To consider the achievement such prolificacy indicates, imagine how long it would take the Eagles to release an equal amount of studio-recorded music. (This allows us to enhance the comparison by ignoring the Eagles' latest live album, which consists primarily of previously released material anyway.) The Eagles album, The Long Run, released last year, was that band's first record in three years. The Eagles, then, average three songs per year to Costello's 54. It would therefore take the Eagles approximately until the year 1996 to release as much material as Costello did in the last year alone.
What is astonishing about Costello, whose shows at the Palladium tomorrow night through Monday are sold out, is not the quantity of his output, but that he maintains such a substantial level of quality. Last year's Taking Liberties, an album of singles, B-sides, and scattered material unreleased in the United States, showed that even Costello's cast-offs were more interesting than most artists' primary efforts.
Trust not only displays no drop-off in quality, but it reveals an increasing musical adventurousness on the part of Costello and his band, the Attractions. His structures remain terse — he delivers most of his musical dioramas in under three minutes — but he and the Attractions, with the advice and consent of producer Nick Lowe, are using a wider array of sonic colors than ever before.
On the overpowering "From A Whisper To A Scream," which stands among his very best songs, Costello sings with the exclamatory verve of Tina Turner. The arrangement is an uncharacteristically overstated but entirely appropriate update of Holland-Dozier-Holland's manic Motown epiphanies for the Supremes, Four Tops and Martha Reeves and the Vandellas. If Linda Ronstadt can sing Costello's songs, why not Diana Ross?
Costello also continues his exploration of country music in "Different Finger," which would be a fine vehicle for Tammy Wynette. (In Costello's most successful foray into honky-tonk music, "Stranger In the House," he sang a duet with Wynette's former husband and partner George Jones.)
There are further rhythm and tempo variations that give richness to Trust. "Shot With His Own Gun" is a waltz with a gorgeously recorded solo' piano; "Fish 'N' Chip Paper" has elements of boogie-woogie; "Luxembourg" presses hard with modernized rockabilly; and "Clubland" utilizes some spicy latin piano figures. The more conventional rockers remain powerful as well, with the peak, perhaps, "Lovers Walk," which utilizes enormous-sounding tribal drums on a Buddy Holly meets Gary Glitter beat.

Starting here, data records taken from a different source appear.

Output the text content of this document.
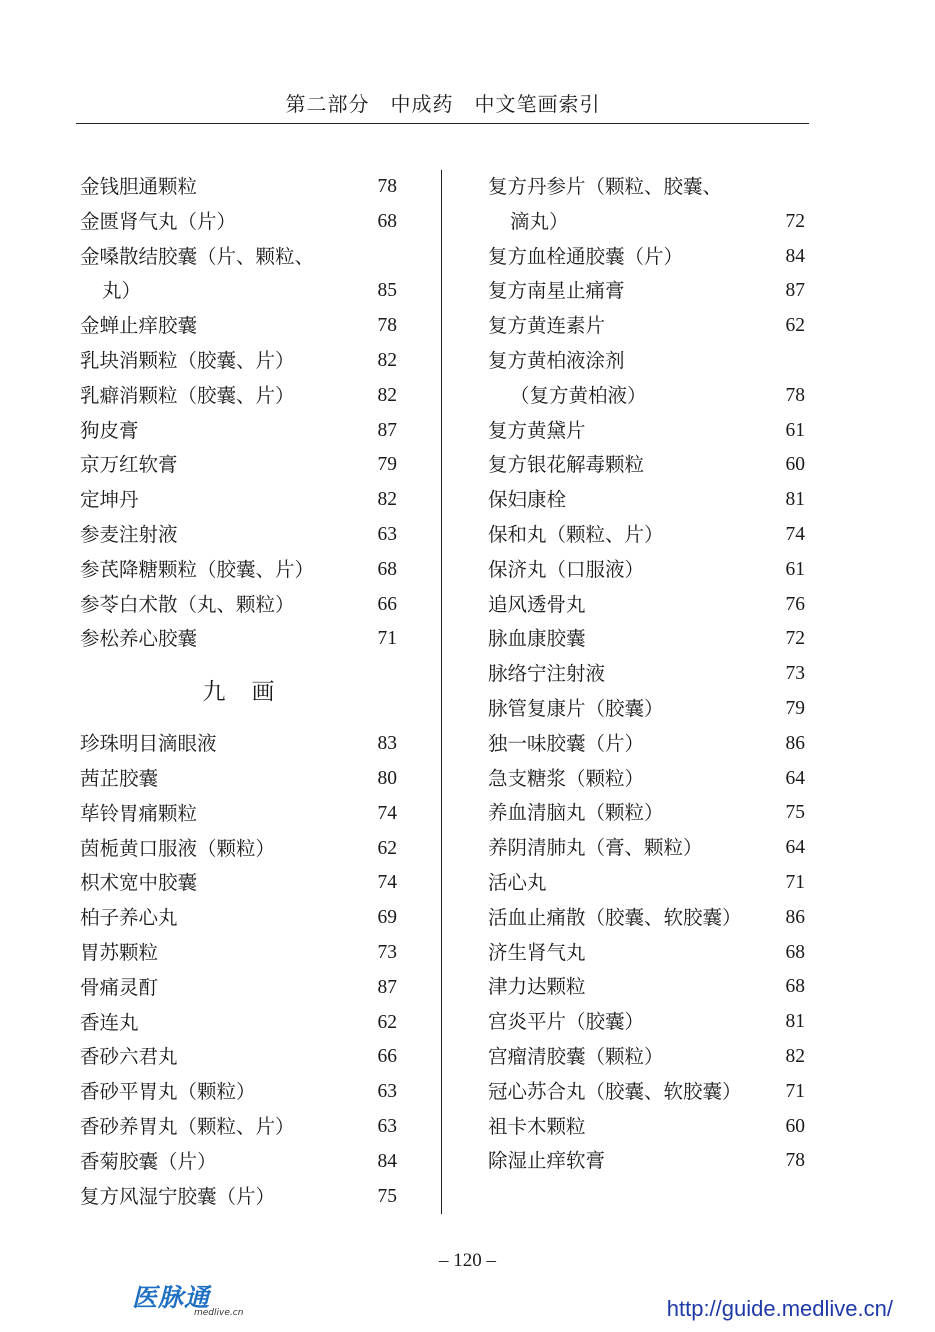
第二部分　中成药　中文笔画索引
金钱胆通颗粒	78
金匮肾气丸（片）	68
金嗓散结胶囊（片、颗粒、
丸）	85
金蝉止痒胶囊	78
乳块消颗粒（胶囊、片）	82
乳癖消颗粒（胶囊、片）	82
狗皮膏	87
京万红软膏	79
定坤丹	82
参麦注射液	63
参芪降糖颗粒（胶囊、片）	68
参苓白术散（丸、颗粒）	66
参松养心胶囊	71
九画
珍珠明目滴眼液	83
茜芷胶囊	80
荜铃胃痛颗粒	74
茵栀黄口服液（颗粒）	62
枳术宽中胶囊	74
柏子养心丸	69
胃苏颗粒	73
骨痛灵酊	87
香连丸	62
香砂六君丸	66
香砂平胃丸（颗粒）	63
香砂养胃丸（颗粒、片）	63
香菊胶囊（片）	84
复方风湿宁胶囊（片）	75
复方丹参片（颗粒、胶囊、
滴丸）	72
复方血栓通胶囊（片）	84
复方南星止痛膏	87
复方黄连素片	62
复方黄柏液涂剂
（复方黄柏液）	78
复方黄黛片	61
复方银花解毒颗粒	60
保妇康栓	81
保和丸（颗粒、片）	74
保济丸（口服液）	61
追风透骨丸	76
脉血康胶囊	72
脉络宁注射液	73
脉管复康片（胶囊）	79
独一味胶囊（片）	86
急支糖浆（颗粒）	64
养血清脑丸（颗粒）	75
养阴清肺丸（膏、颗粒）	64
活心丸	71
活血止痛散（胶囊、软胶囊） 86
济生肾气丸	68
津力达颗粒	68
宫炎平片（胶囊）	81
宫瘤清胶囊（颗粒）	82
冠心苏合丸（胶囊、软胶囊） 71
祖卡木颗粒	60
除湿止痒软膏	78
– 120 –
医脉通
medlive.cn	http://guide.medlive.cn/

Lyrically, Costello remains preoccupied with the little murders lovers routinely commit. Like all Costello albums, the lyrics to Trust are a bit difficult to decipher at first. But on the initially audible evidence, his fondness for alliteration, puns, and other forms of verbal foreplay remain intact. I particularly like "good manners and bad breath will get you nowhere," from "New Lace Sleeves;" a reference to "the musical valium" in the nervous shuffle "Strict Time"; and his Raymond Chandler-like observation in "Big Sister's Clothes": "she's got eyes like saucers / oh, she thinks she's a dish."